UBO determination, including the shifting thresholds for reporting
The first blog in our series on ultimate beneficial ownership (UBO) explored the challenges of UBO identification. Now, this second instalment looks at the evolving regulatory landscape surrounding UBO determination, including the shifting thresholds for reporting.
Look out for upcoming blogs on a data-driven approach to UBO identification, and the concluding insights of Dr. Henry Balani (Global Head of Industry & Regulatory Affairs, Encompass).
Beneficial ownership, at its core, revolves around understanding who truly benefits from, controls, or influences a legal entity. Determining UBO is a nuanced process.

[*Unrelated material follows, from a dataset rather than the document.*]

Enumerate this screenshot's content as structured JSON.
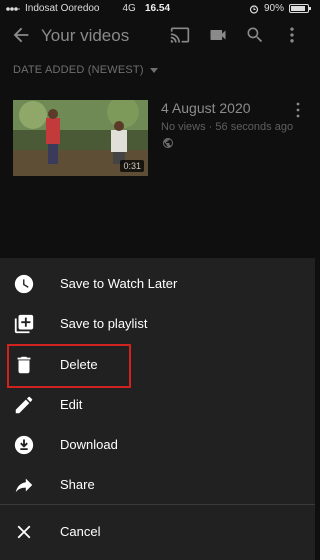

Often involving the disentanglement of complex corporate structures and tracing ownership percentages. Additionally, identifying individuals with significant influence or control over the entity’s operations and decisions.
The Financial Action Task Force (FATF), a global watchdog, plays a pivotal role in shaping the approach to beneficial ownership. When reflected in enforceable law, Recommendation 24 mandates financial institutions to ascertain the legal beneficial ownership of entities. Furthermore, ensuring they aren’t misused for illicit activities. However, the implementation of FATF guidelines varies, leading to a diverse regulatory landscape across jurisdictions. This diversity poses challenges for global banks as they navigate different standards and registries.
FATF and a multi-pronged approach
A multi-pronged approach, leveraging multiple information sources, is crucial. Not only for banks to interact confidently with customers, but also to provide regulators with a clear audit trail, evidencing thorough due diligence. With discussions around reducing the beneficial ownership threshold from 25% to 10%, banks face the prospect of deeper corporate structure analysis and increased investigations. This shift underscores the evolving nature of UBO requirements and the need for banks to stay ahead.
UBO determination, including the shifting thresholds for reporting, across jurisdictions
- The UK has beneficial ownership registers for companies, properties, land, and trusts, setting the reporting threshold at 25% ownership.
- In 2022, FATF deemed the UK largely compliant with Recommendation 24.
- The EU is also considering reducing UBO thresholds as part of a new AML Package, potentially lowering the 25% threshold to 15% for standard cases and 5% for high-risk cases.
- EU member states vary in their compliance with Recommendation 24.
- The US Corporate Transparency Act (CTA) requires that reporting companies provide detailed information about themselves and their beneficial owners, defined as individuals with substantial control or those owning at least 25% of a reporting company.
- In 2020, the US was not compliant with Recommendation 24.3.
For global banks, varying UBO requirements across jurisdictions creates a maze of compliance, especially since each requires different data sources. The potential shift in UBO thresholds would magnify the inefficiencies of manual processes, underscoring the urgent need for automation that can seamlessly adapt to evolving requirements at scale.
UBO compliance – Unlocking risk-based strategies with automation
To effectively manage UBO determination and compliance, banks should begin with a risk-based approach to know your customer (KYC) procedures. This involves categorizing customers based on their risk levels, then implementing automation for those at the lower end of the risk spectrum. Such an approach not only streamlines the KYC process but also ensures that resources are optimally allocated to higher-risk profiles that demand more rigorous scrutiny.
Automation is pivotal for scalable growth within compliance teams and processes, especially considering evolving regulations. As beneficial ownership thresholds potentially shift – whether from 25% to 20%, or even 10% – the onus on banks intensifies. They must swiftly and accurately identify UBOs with more granularity. A task made daunting with manual processes, but streamlined with automation.
Increasing straight-through processing (STP) is a key component of the efficiency gained through automation. With tools like Encompass, banks can achieve close to 100% STP. By integrating with existing customer lifecycle management (CLM) systems and establishing a real-time digital KYC profile, Encompass offers a unified view across the business.
This consolidated perspective serves as a single source of truth, laying a robust foundation for perpetual KYC (pKYC). Moreover, leading automation technologies ensure a comprehensive audit trail, providing instantaneous evidence of due diligence.
This improvement in efficiency can also mean a market competitive advantage for banks. Particularly as it results in a more responsive level of customer service due to improved due diligence process.
The future of beneficial ownership compliance
Banks must prioritize a risk-based approach to beneficial ownership, and when combined with cutting-edge automation technologies, this strategy yields:
Through optimized resource utilization, banks can streamline operations, reduce overheads, and minimize customer burdens.
By minimizing human error and leveraging real-time KYC profiles, banks can ensure a higher level of accuracy in their compliance efforts.
With the agility to swiftly respond to evolving threats and the adaptability of automation across diverse jurisdictions, banks are better equipped to handle changes in the regulatory landscape.
Harnessing these benefits, banks position themselves at the vanguard of compliance, prepared to steer through the intricate maze of dynamic global UBO regulations.